This morning, I woke up with the resolve to move on. To start fresh. Then I walk in the kitchen and find a note from my husband. He was at work already, but he took the time this morning to leave me some encouragement. I want to share with you what he wrote (he gave me permission), because it shows perfectly how good he is to me, as well as how God really feels about me. I hope that you can read his message to me and apply it to yourself. If you are having a hard time discovering your worth, I pray his words will comfort you and strengthen you today as they did for me.
Good morning, my love.
I hope you have a fantastic day. I know that yesterday was tough, but today is a fresh start on a new day. I want to offer Psalm 139 as encouragement for you today, specifically verses 13-14. “For you created my inmost being; you knit me together in my mother’s womb. I praise you because I am fearfully and wonderfully made; your works are wonderful, I know that full well.”

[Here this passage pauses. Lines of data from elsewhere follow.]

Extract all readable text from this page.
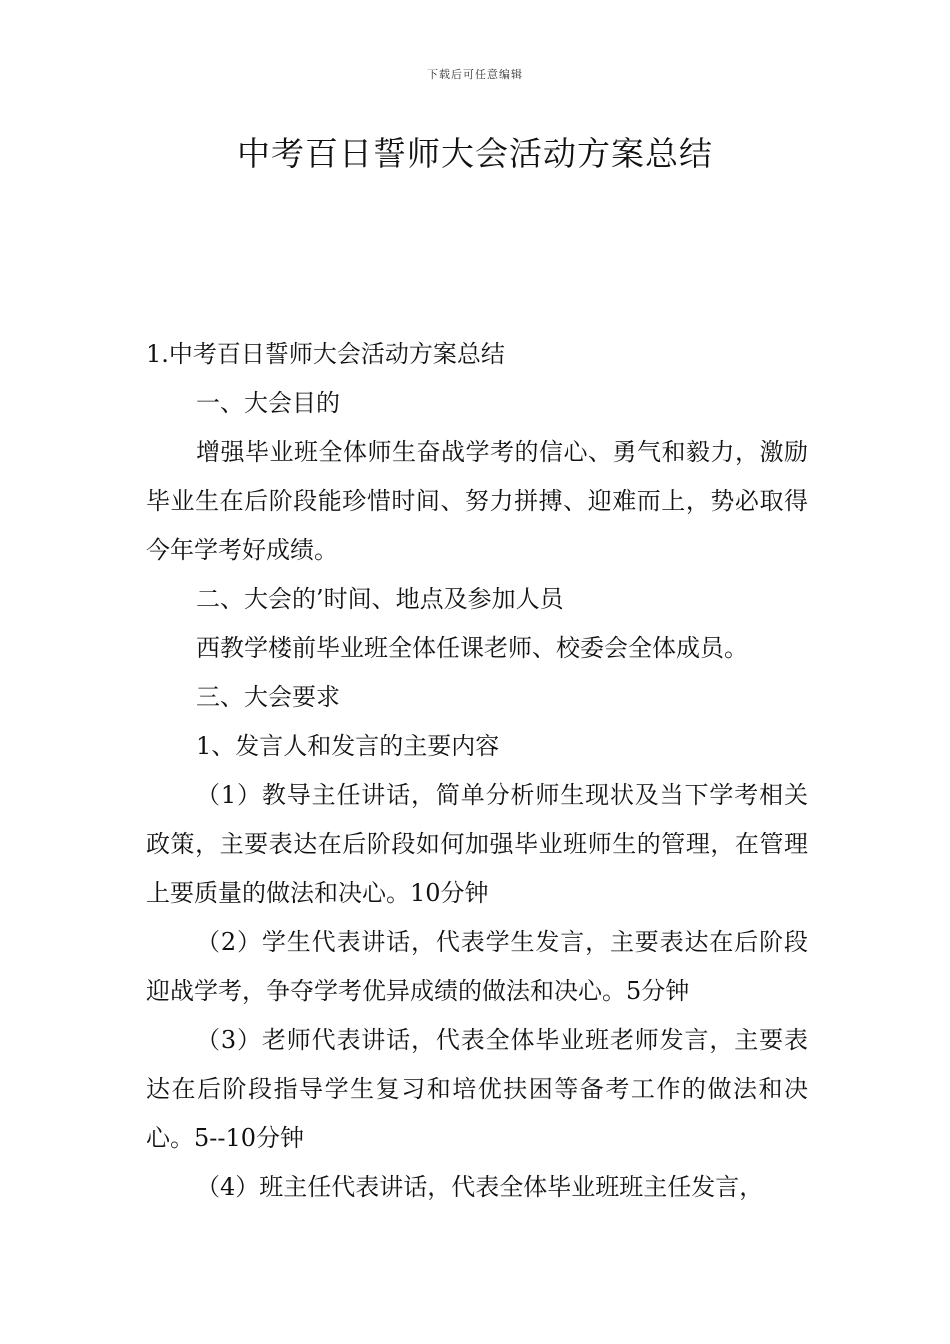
下载后可任意编辑
中考百日誓师大会活动方案总结

1.中考百日誓师大会活动方案总结

一、大会目的

增强毕业班全体师生奋战学考的信心、勇气和毅力，激励毕业生在后阶段能珍惜时间、努力拼搏、迎难而上，势必取得今年学考好成绩。

二、大会的’时间、地点及参加人员

西教学楼前毕业班全体任课老师、校委会全体成员。

三、大会要求

1、发言人和发言的主要内容

（1）教导主任讲话，简单分析师生现状及当下学考相关政策，主要表达在后阶段如何加强毕业班师生的管理，在管理上要质量的做法和决心。10分钟

（2）学生代表讲话，代表学生发言，主要表达在后阶段迎战学考，争夺学考优异成绩的做法和决心。5分钟

（3）老师代表讲话，代表全体毕业班老师发言，主要表达在后阶段指导学生复习和培优扶困等备考工作的做法和决心。5--10分钟

（4）班主任代表讲话，代表全体毕业班班主任发言，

I hope you find encouragement in David’s words. I also know that God gave you an amazing heart. You feel for, fight for, and reach out to others….I believe this is part of what God plans and wants for you. To make a difference for those people.
Your value is not found in your job…Your value is found in who God made you: a daughter with a heart for others like herself, a loving wife, a caring mother, a great writer, a person who can empathize with others easily, my best friend, and so much more. Know no matter what, you have a God that loves and value you. I believe you have a wonderful purpose in this world.